OK, to put it another way, looking at the system design as a whole. Now I tried this a long time ago and bought a great big book called "The linux programming interface" but was told that i was wasting my time with that. What I did gather from it is that there are several mechanisms for different programs to communicate (ports/sockets and more). So at what level of complexity do I divide my system up into multiple programs so that each can be written in whatever language best suits that or will the complexity of getting things to talk to each other outweigh the total development unless it is a seriously complicated system?
There is no generic answer, merely a range of possibilities based on the task and your experience.
Having multiple people, or companies, or geographic distribution sometimes indicates sensible boundaries.
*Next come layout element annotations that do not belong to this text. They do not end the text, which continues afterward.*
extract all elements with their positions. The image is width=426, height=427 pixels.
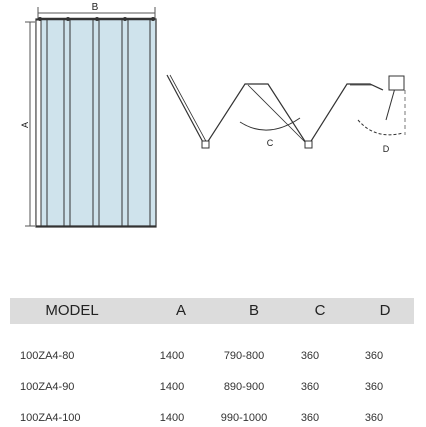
c-cell: 360 — [300, 412, 320, 424]
height-dimension: A — [20, 21, 35, 227]
width-dimension: B — [37, 1, 156, 20]
column-header-model: MODEL — [45, 302, 99, 319]
model-cell: 100ZA4-80 — [20, 350, 75, 362]
fold-plan-view: C D — [166, 74, 406, 154]
d-cell: 360 — [364, 381, 384, 393]
fold-bottom-hinge-right — [304, 140, 313, 149]
column-header-d: D — [379, 302, 391, 319]
wall-bracket — [388, 75, 405, 91]
angle-label-c: C — [267, 138, 274, 148]
b-cell: 890-900 — [223, 381, 265, 393]
d-cell: 360 — [364, 350, 384, 362]
spec-table-header: MODEL A B C D — [10, 298, 414, 324]
model-cell: 100ZA4-100 — [20, 412, 81, 424]
column-header-a: A — [175, 302, 186, 319]
a-cell: 1400 — [159, 350, 185, 362]
depth-label-d: D — [383, 144, 390, 154]
model-cell: 100ZA4-90 — [20, 381, 75, 393]
spec-row: 100ZA4-90 1400 890-900 360 360 — [0, 378, 426, 396]
fold-bottom-hinge-left — [201, 140, 210, 149]
column-header-b: B — [248, 302, 259, 319]
d-cell: 360 — [364, 412, 384, 424]
b-cell: 990-1000 — [220, 412, 268, 424]
panel-divider-frames — [40, 20, 151, 226]
spec-row: 100ZA4-80 1400 790-800 360 360 — [0, 347, 426, 365]
spec-row: 100ZA4-100 1400 990-1000 360 360 — [0, 409, 426, 427]
screen-front-view — [35, 17, 157, 228]
angle-arc-c — [239, 117, 301, 131]
c-cell: 360 — [300, 350, 320, 362]
c-cell: 360 — [300, 381, 320, 393]
top-hinge-rail — [38, 17, 155, 21]
shower-screen-diagram: B A — [20, 1, 406, 228]
a-cell: 1400 — [159, 381, 185, 393]
a-cell: 1400 — [159, 412, 185, 424]
height-label: A — [20, 122, 30, 128]
column-header-c: C — [314, 302, 326, 319]
depth-arc-d — [357, 119, 404, 136]
width-label: B — [92, 2, 99, 13]
wall-profile — [35, 19, 42, 227]
b-cell: 790-800 — [223, 350, 265, 362]
fold-panels — [166, 74, 384, 148]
Those boundaries may, or may not, be boundaries between different languages.
Timing, especially allowable latency between event and response, can indicate boundaries.
Sometimes there is a natural conceptual boundary. For example, given an language neutral comms mechanism, an event could be generated in one language and consumed in another. (Major benefit: also allows easy unit testing upwards and downwards).
Sometimes design concepts are better expressed in one language than another, e.g. complex interacting constraints or statistical processing, or deductive inferencing.
Sometimes it would take longer to reimplement a subset of the application functionality in one language than another.
The application specification is never written in a computer language. Informal English plus domain-specific terminology and concepts is often used. A good design enables those terms and concepts to be directly visible at the top level of the implementation. That tends to push that level to be expressed in a high level language. Where some of the implementation cannot be done in that language, drop to a lower level language for small specific parts of functionality.
So, start by stating non-technical project boundaries, application domain conceptual boundaries, implementation conceptual boundaries, timing boundaries, testability boundaries. Then decide.